Regie, Buch: Nathalie Borgers
Kamera: Johannes Hammel
Schnitt: Sophie Reiter
Originalton: Peter Roesner
Sounddesign: Peter Roesner
Weitere Credits: Produktionsleitung: Andrea Minauf
Produzent:innen: Johannes Rosenberger, Johannes Holzhausen, Constantin Wulff
Produktion: Navigator Film

 

Zwei Erzählstränge entfalten sich in The Remains nebeneinander: Der eine begleitet in Wien Hinterbliebene einer syrischen Familie, die auf der Flucht 13 Angehörige im Meer verloren haben. Der andere zeichnet ein Bild von Helfer/innen auf Lesbos, die sich an der Suche nach Vermissten beteiligen, Ertrunkene bergen oder sich um eine würdevollere Beisetzung unbekannter Toter bemühen. Behutsam und in ruhigen Aufnahmen nähert sich der Film dem Sterben im Mittelmeer von vielen Seiten.

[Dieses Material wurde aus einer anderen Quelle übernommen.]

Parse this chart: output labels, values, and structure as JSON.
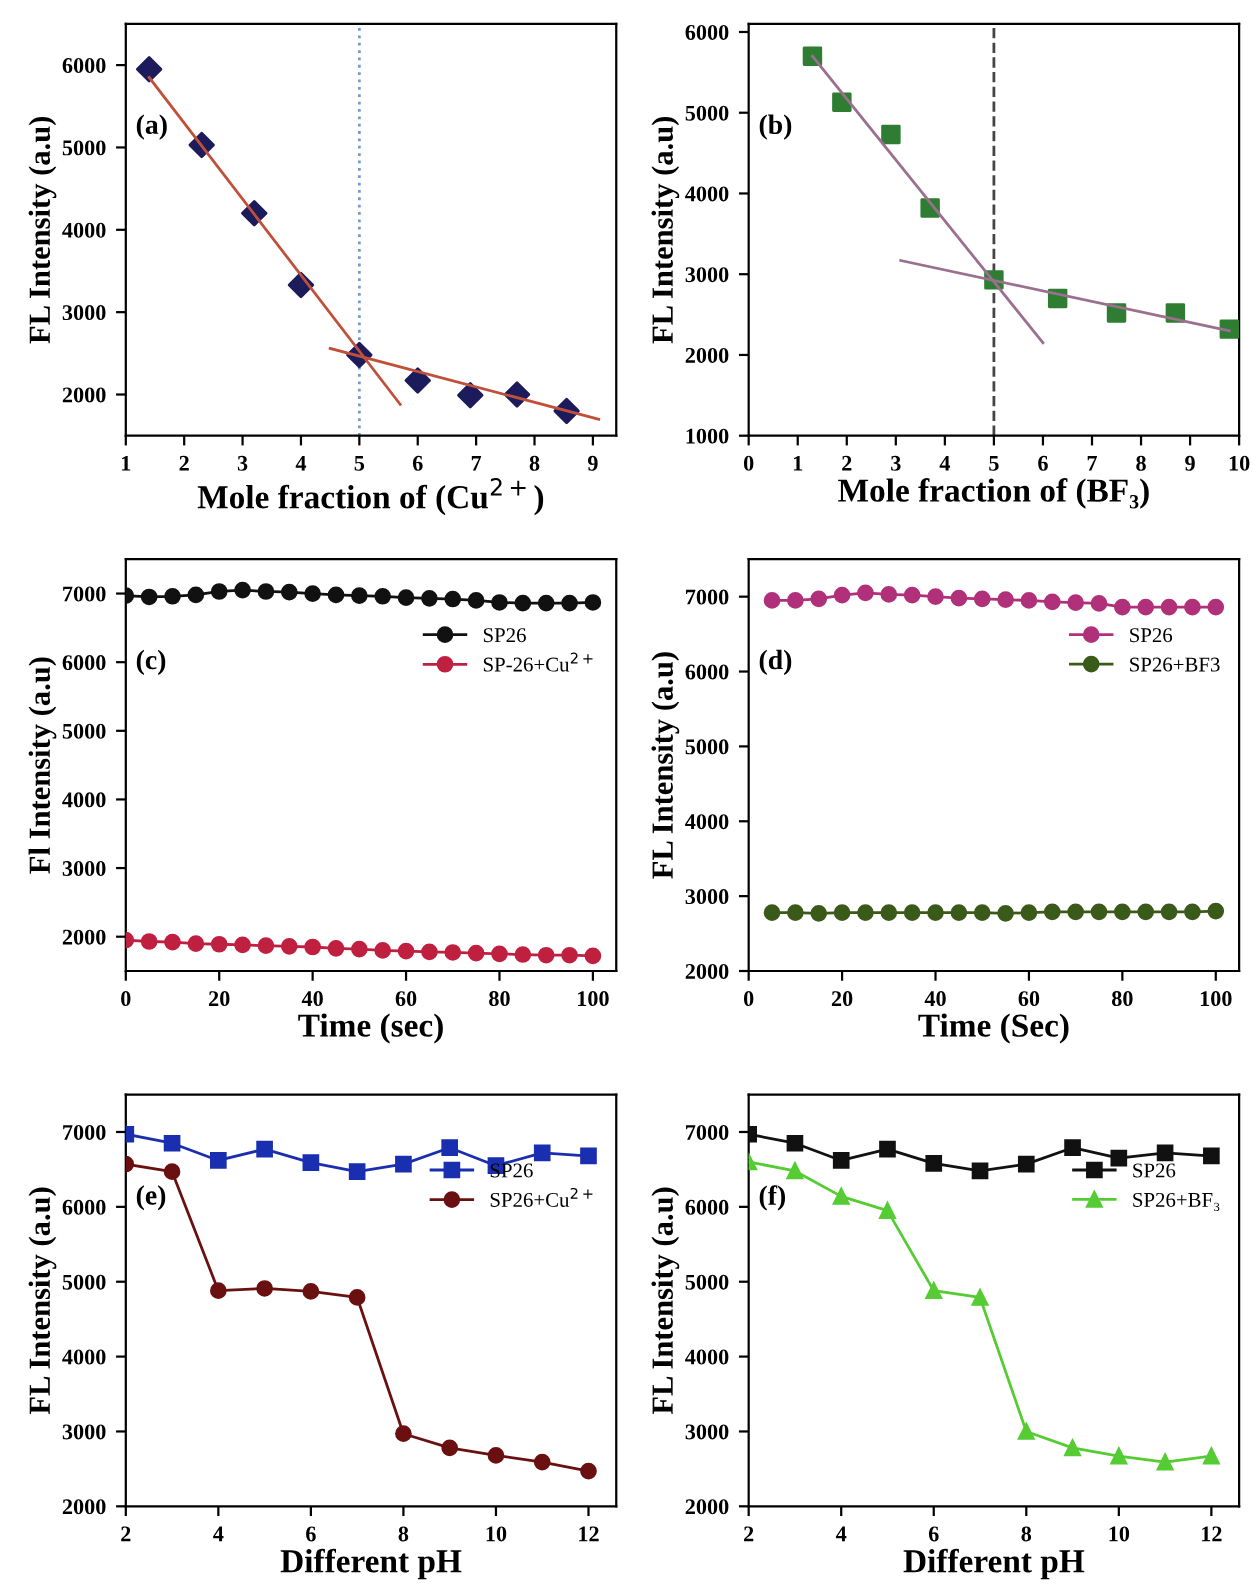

The Remains – Nach der Odyssee setzt mit kalten Wellen ein. Die schlagen gegen die Scheibe eines Schiffes, während eine Wärmebildkamera das Meer abtastet. Irgendwo dort, zwischen den Wellen, befindet sich die Grenze zwischen der Türkei und Griechenland. Am felsigen Ufer der griechischen Insel Lesbos liegen zertrümmerte Holzbretter havarierter Schiffe, angespülte Gummireste von Schlauchbooten und zerschlissene Rettungswesten. An Land schulen Vertreter/innen des Internationalen Komitees vom Roten Kreuz einige Mitarbeiter der Küstenwache in der Bergung von Toten.
In ihrem Film entfaltet Nathalie Borgers zwei Erzählstränge nebeneinander: Der eine zeichnet ein Bild von Helfer/innen auf Lesbos. Von jenen, die sich an der Suche nach Vermissten beteiligen, Ertrunkene bergen oder sich um eine würdevollere Beisetzung der unbekannten Toten auf einem Friedhof bemühen. Der andere begleitet in Wien Hinterbliebene einer syrischen Familie, die während der Flucht 13 Angehörige im Meer verloren haben, als das Boot zwischen Izmir und Samos kenterte. Seit zwei Jahren liegt das Schiff auf dem Meeresgrund, keine Seite will es bergen. Farzat, der in Wien seinen Vater und seine Schwestern erwartet, die das Unglück überlebt haben, erzählt diese zutiefst traurige Geschichte. Beim Suchdienst des Roten Kreuzes füllt er Formulare aus, um eine mögliche Identifikation seiner Mutter, seiner Tante, der Nichten und Neffen zu unterstützen. Eine Mitarbeiterin notiert körperliche Merkmale und Auffälligkeiten der Verschollenen: ein Tattoo am linken Knöchel, ein Zahnimplantat, die Kaiserschnittnarbe am Bauch.
Als stille Beobachterin begleitet die Kamera das Wiedersehen der Familienmitglieder, das beständige Ringen des Vaters, dem Nachzittern des Erlebten standhalten zu können, und die Bemühungen, Farzats Bruder Imad aus Deutschland zu holen, der ganz allein mit den traumatisierenden Bildern fertig werden muss, die ihm nicht aus dem Kopf gehen wollen. Sensibel hört der Film zu – auch in jenen Momenten, in denen der Schmerz nicht in Worte zu fassen ist und in hilflosem Warten zerrinnt, weil die Hoffnung der Trauer im Weg steht.
Behutsam, in ruhigen Aufnahmen und von vielen Seiten nähert sich The Remains einem Danach. Und zeigt im Zusammenfügen der Geschichte einer persönlichen Katastrophe mit Bildern von Grabsteinen, die anonyme Protokollnummern statt Namen tragen, dass der Blick von außen und ein Blick nach innen nicht dasselbe sind.